痛みの原因としては、筋肉、腱板というスジ、関節の袋などが考えられます。いわゆる「肩を壊した」という場合、もっとも多い原因は、腱板が繰り返しの投球動作で炎症を起こしている腱板炎という状態です。ただし、肩関節の袋の損傷(関節唇損傷など)を伴っている事もあるので注意が必要です。
治療としては、電気治療、理学療法士による運動療法などがあります。
スポーツ障害の治療は治す事だけでなく、再発を防ぐ事や予防も大切です。そのためにはスポーツに対する基本的な知識も必要です。
例えば、投球制限です。
日本体育協会が勧めている投球制限、地域のリトルリーグの規定など、色々ありますが以下が分かりやすくまとめた目安です。

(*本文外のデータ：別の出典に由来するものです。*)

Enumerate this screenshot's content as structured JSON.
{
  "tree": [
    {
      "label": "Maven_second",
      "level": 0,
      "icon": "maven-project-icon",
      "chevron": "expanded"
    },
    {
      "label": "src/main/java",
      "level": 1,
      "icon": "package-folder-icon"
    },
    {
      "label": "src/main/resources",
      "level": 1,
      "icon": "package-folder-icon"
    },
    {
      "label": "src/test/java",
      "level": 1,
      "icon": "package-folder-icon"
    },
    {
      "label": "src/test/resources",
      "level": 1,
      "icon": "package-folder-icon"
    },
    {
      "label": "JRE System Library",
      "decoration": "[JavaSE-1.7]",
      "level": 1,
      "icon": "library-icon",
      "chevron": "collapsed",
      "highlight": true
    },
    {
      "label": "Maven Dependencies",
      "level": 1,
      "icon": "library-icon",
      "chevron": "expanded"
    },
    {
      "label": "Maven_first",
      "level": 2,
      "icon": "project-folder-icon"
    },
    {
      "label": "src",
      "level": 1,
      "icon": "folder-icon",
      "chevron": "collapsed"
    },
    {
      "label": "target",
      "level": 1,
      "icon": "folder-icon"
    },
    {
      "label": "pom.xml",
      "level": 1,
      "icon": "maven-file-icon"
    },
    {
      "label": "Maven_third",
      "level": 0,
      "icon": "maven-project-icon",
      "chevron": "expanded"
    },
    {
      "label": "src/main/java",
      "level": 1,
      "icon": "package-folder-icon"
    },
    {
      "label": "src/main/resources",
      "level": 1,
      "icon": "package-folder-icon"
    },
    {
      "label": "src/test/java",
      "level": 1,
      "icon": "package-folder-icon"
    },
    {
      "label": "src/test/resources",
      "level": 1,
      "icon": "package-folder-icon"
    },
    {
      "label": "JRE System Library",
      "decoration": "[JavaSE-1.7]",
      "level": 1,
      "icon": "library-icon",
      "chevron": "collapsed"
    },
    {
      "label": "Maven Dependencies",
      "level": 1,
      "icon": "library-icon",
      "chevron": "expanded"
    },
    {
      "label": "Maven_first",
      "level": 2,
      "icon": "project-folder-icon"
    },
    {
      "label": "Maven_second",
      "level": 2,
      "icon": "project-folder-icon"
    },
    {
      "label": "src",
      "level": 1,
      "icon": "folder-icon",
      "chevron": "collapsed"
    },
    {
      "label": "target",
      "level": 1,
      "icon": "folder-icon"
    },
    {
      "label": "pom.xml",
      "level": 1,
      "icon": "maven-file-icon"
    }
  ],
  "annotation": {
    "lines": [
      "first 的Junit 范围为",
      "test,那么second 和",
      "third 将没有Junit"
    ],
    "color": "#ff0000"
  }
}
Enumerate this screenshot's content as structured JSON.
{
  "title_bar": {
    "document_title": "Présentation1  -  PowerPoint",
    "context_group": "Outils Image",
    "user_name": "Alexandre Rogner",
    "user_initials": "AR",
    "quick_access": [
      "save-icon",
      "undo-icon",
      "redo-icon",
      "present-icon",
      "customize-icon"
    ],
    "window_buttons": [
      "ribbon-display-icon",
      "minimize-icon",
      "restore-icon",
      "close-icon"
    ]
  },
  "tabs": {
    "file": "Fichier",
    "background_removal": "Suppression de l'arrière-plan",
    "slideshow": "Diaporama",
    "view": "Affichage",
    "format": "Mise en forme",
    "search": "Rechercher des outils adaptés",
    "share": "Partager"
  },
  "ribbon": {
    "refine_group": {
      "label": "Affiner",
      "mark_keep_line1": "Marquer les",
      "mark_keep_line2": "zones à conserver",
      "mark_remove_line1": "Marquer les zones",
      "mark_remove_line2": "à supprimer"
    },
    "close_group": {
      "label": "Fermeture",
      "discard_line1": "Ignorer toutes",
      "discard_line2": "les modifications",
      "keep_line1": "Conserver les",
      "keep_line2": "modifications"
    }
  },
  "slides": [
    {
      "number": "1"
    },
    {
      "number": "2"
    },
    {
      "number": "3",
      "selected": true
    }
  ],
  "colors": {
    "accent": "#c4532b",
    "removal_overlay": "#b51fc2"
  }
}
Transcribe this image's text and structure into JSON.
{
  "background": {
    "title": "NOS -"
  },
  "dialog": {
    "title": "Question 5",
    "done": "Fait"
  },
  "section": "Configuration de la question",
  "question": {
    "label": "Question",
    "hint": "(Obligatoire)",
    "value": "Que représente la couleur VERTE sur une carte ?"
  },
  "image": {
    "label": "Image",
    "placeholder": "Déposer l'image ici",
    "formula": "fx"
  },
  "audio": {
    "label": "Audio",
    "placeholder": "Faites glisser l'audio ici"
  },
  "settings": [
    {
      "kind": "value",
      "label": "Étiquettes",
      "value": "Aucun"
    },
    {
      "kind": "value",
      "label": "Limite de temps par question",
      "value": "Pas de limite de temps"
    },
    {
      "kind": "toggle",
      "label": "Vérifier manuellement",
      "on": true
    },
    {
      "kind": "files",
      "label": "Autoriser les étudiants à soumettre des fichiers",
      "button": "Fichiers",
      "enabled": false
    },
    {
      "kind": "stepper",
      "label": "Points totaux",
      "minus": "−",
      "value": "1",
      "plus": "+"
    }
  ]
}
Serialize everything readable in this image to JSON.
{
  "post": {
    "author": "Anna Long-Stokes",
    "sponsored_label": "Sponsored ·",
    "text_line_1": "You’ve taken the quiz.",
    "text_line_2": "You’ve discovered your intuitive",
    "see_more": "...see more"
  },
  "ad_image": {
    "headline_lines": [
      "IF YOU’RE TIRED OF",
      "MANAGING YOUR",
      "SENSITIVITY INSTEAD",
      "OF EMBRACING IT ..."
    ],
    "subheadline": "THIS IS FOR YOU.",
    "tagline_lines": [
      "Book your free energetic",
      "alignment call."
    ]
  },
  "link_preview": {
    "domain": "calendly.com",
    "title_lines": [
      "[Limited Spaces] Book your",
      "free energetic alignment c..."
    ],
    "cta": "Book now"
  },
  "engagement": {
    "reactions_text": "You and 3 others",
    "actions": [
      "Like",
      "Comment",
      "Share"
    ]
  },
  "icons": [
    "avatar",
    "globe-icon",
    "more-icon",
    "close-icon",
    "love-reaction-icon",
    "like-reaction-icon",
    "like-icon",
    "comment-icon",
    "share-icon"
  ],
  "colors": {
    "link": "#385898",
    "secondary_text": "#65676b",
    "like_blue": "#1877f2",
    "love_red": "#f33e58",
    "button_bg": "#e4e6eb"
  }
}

一日の投球数は小学生:50~60球、中学生:60~70球、高校生:90~100球。
①投球数は、全力投球(遠投を含む)のカウントです。
②小学生は全力投球練習の次の日は、ノースロー調整とし、週に3回以上行わない。
中学生は1週間で350球以内、高校生は1週間で500球以内。

ただし、注意してほしいのは痛みが肩や肘に出た場合です。トレーニングにより生じる良い痛みなのか、故障の前兆なのか、自分たちで判断がつかないときはスポーツ整形外科医を受診してください。医師を受診するのがあと半年早ければと感じる事が、まだまだ多いように思います。もちろん、高校生になり体(骨)が大人になれば、追い込む練習も必要になるでしょう。その前の小学生、中学生といった成長期の子供の体は、守りながら育てる意識を周囲も持つ事で、将来の大会での活躍とともに、子供から野球を奪う事のないようにしていきたいと思います。